Valve has some good news and bad news about Steam Controllers. The good news: if you make a reservation for a Steam Controller, the company will now show you one of three estimates of when you’ll be able to actually order your gamepad: by September 2026, by December 2026, or sometime in 2027. The bad news: any reservations made today “indicate a 2027 date for shipping,” Valve says.

“We have no plans to stop making Steam Controller,” according to Valve. “But as we look at the current demand compared to how many we know we can make by the end of the year, we want to manage expectations as much as we can with regards to when folks can expect to receive their order.”

Valve’s very good new Steam Controller went on sale in early May, and the initial rush led some people to run into frustrating problems with trying to check out ahead of the controllers eventually going out of stock. A few days later, the company announced that it would be implementing a reservations queue for interested buyers so they could get on a waitlist. If you’re on the waitlist, when you get notified that a Steam Controller is ready for you to buy, you have 72 hours to actually make the order.

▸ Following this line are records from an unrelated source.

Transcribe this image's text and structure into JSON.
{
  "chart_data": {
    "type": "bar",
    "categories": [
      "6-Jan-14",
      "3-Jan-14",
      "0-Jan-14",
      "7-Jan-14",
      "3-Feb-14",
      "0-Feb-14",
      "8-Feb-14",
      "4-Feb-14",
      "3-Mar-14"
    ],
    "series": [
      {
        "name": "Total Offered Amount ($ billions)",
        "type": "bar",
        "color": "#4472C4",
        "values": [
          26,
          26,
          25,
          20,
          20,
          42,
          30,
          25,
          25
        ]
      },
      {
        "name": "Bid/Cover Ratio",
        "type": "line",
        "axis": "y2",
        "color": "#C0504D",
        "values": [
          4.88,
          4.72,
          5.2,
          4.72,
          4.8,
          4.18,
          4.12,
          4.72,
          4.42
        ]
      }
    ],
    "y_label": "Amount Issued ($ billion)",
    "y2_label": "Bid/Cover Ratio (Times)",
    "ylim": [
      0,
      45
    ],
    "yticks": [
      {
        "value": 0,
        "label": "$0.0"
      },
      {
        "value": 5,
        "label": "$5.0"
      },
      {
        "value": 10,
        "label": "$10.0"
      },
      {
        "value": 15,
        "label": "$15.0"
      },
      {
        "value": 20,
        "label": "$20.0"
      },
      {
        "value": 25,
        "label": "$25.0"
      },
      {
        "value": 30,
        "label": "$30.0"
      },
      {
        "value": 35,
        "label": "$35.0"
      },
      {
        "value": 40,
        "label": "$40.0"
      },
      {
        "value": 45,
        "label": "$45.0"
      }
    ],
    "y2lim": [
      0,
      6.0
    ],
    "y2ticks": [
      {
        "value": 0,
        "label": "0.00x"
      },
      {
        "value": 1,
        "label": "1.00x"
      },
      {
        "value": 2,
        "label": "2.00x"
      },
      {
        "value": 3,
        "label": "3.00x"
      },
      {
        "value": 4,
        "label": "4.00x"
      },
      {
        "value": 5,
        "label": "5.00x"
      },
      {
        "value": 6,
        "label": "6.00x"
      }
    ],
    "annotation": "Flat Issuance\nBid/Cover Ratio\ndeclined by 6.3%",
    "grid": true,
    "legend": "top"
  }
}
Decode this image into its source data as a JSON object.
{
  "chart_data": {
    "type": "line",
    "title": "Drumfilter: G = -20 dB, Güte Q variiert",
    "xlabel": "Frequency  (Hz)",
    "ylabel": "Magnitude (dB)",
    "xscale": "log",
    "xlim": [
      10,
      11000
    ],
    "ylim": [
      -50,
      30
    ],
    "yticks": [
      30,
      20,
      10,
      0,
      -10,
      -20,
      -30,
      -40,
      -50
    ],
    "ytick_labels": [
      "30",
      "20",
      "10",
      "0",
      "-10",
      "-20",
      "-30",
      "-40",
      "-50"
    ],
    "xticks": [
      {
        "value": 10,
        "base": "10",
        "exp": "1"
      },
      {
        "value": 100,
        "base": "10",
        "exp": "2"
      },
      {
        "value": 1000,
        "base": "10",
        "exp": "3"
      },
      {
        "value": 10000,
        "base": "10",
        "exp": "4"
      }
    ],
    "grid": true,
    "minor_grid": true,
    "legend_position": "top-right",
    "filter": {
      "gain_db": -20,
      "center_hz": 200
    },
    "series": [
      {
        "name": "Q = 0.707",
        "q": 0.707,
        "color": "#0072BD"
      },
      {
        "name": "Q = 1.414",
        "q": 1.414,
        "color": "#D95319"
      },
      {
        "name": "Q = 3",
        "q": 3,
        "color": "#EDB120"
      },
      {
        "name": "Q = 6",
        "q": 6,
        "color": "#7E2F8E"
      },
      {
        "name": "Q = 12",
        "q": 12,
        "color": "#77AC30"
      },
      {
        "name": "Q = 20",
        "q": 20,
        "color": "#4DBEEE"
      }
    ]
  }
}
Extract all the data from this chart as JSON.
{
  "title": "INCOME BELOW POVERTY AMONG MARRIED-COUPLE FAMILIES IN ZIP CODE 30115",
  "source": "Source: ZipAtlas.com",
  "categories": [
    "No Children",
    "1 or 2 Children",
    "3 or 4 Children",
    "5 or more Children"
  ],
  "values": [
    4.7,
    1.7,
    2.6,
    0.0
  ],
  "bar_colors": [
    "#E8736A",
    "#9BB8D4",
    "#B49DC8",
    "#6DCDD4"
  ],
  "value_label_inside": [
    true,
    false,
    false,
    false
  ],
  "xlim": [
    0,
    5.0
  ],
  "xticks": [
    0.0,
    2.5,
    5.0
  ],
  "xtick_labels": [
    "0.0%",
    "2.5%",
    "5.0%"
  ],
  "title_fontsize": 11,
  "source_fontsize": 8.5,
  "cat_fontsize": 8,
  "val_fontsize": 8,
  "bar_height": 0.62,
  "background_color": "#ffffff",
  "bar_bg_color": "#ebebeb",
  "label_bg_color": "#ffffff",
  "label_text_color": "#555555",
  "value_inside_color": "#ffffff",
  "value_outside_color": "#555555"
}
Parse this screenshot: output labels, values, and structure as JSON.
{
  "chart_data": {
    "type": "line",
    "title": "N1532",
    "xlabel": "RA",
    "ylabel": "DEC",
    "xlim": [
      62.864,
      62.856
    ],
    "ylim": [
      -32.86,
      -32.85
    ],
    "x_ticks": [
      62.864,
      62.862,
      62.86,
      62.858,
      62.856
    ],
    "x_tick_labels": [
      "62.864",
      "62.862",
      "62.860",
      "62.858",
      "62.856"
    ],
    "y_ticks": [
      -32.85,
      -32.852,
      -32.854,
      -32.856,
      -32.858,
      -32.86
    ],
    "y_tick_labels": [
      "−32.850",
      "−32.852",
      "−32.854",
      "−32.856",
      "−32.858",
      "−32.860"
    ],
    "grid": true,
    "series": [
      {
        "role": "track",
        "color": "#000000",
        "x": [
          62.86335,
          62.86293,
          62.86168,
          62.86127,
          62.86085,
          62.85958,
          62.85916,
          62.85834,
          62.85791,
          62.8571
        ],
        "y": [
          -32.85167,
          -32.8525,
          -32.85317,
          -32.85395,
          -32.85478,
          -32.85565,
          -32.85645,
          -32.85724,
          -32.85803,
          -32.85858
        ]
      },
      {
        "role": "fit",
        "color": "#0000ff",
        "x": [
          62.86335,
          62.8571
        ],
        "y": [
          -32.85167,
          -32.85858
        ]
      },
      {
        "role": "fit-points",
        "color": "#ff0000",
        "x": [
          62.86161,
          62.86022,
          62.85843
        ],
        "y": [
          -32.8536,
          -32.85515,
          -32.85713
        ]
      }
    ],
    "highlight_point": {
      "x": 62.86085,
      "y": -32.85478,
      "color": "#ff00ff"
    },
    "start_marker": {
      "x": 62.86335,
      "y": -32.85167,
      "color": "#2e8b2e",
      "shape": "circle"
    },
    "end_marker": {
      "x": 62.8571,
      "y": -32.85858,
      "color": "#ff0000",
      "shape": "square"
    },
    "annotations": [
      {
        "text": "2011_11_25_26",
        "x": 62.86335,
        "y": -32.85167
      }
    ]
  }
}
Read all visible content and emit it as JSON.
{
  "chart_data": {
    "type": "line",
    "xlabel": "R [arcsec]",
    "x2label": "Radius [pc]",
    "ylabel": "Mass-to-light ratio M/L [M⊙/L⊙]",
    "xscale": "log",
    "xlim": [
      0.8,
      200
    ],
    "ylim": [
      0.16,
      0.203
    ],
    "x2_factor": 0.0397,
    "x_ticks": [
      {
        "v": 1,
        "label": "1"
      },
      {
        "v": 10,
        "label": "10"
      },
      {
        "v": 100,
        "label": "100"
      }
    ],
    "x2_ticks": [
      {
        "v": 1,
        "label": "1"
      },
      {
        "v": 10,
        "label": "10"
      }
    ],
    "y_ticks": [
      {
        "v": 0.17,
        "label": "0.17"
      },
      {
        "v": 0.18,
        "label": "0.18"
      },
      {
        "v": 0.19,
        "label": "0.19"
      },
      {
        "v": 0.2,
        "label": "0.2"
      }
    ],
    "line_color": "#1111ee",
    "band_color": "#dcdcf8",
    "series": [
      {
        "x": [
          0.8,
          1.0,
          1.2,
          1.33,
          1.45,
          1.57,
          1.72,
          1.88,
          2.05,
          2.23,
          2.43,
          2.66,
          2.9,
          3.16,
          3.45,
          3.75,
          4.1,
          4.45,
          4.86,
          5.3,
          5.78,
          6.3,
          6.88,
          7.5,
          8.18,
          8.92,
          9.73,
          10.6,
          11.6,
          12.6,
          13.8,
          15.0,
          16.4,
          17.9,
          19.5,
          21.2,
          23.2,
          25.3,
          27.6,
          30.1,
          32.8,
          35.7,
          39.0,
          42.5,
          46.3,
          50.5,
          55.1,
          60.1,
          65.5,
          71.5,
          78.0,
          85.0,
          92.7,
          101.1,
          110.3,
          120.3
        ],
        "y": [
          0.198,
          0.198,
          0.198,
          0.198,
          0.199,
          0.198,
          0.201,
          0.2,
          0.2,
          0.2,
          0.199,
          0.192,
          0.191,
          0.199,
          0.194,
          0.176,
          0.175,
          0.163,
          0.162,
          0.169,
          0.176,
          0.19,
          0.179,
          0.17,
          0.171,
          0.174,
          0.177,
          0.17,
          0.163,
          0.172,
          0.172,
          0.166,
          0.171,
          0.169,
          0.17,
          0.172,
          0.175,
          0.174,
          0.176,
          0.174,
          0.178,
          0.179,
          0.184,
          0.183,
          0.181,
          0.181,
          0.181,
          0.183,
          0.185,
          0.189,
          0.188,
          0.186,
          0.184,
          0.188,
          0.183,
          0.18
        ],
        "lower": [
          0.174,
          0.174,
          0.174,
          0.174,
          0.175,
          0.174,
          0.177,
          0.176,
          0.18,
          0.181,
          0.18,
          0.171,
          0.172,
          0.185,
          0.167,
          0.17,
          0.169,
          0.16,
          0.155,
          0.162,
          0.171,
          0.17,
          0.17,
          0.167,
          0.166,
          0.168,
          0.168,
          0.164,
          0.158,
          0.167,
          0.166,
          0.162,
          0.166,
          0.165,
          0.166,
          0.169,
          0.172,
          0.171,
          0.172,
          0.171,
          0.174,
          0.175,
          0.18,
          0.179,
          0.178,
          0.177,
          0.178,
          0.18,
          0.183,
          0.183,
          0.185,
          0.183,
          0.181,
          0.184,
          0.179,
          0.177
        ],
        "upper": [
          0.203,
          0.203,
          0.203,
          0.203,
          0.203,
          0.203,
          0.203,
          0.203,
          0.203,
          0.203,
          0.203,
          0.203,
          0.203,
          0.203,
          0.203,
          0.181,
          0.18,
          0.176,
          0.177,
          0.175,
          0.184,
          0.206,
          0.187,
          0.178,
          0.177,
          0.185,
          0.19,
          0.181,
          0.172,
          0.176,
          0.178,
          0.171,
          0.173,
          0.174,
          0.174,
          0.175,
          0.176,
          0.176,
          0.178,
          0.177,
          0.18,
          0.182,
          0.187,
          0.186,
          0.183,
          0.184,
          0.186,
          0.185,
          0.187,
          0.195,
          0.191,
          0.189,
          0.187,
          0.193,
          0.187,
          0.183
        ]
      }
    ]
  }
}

“When we launched Steam Controller last month, we quickly saw that initial demand exceeded our expectations,” Valve says. “Switching to a reservation queue has (hopefully) cut down on the headaches on the customer side, and for us it’s also been helpful as we plan ahead and try to get as many out as quickly as we are able.”

All three of Valve’s big hardware products were delayed from a planned early 2026 launch because of the component crisis, Valve still hasn’t announced when the Steam Machine PC or Steam Frame VR headset might go on sale. However, just yesterday, Valve officially launched its big SteamOS 3.8 update with support for the Steam Machine. It’s also been importing a lot of hardware into the US as of late.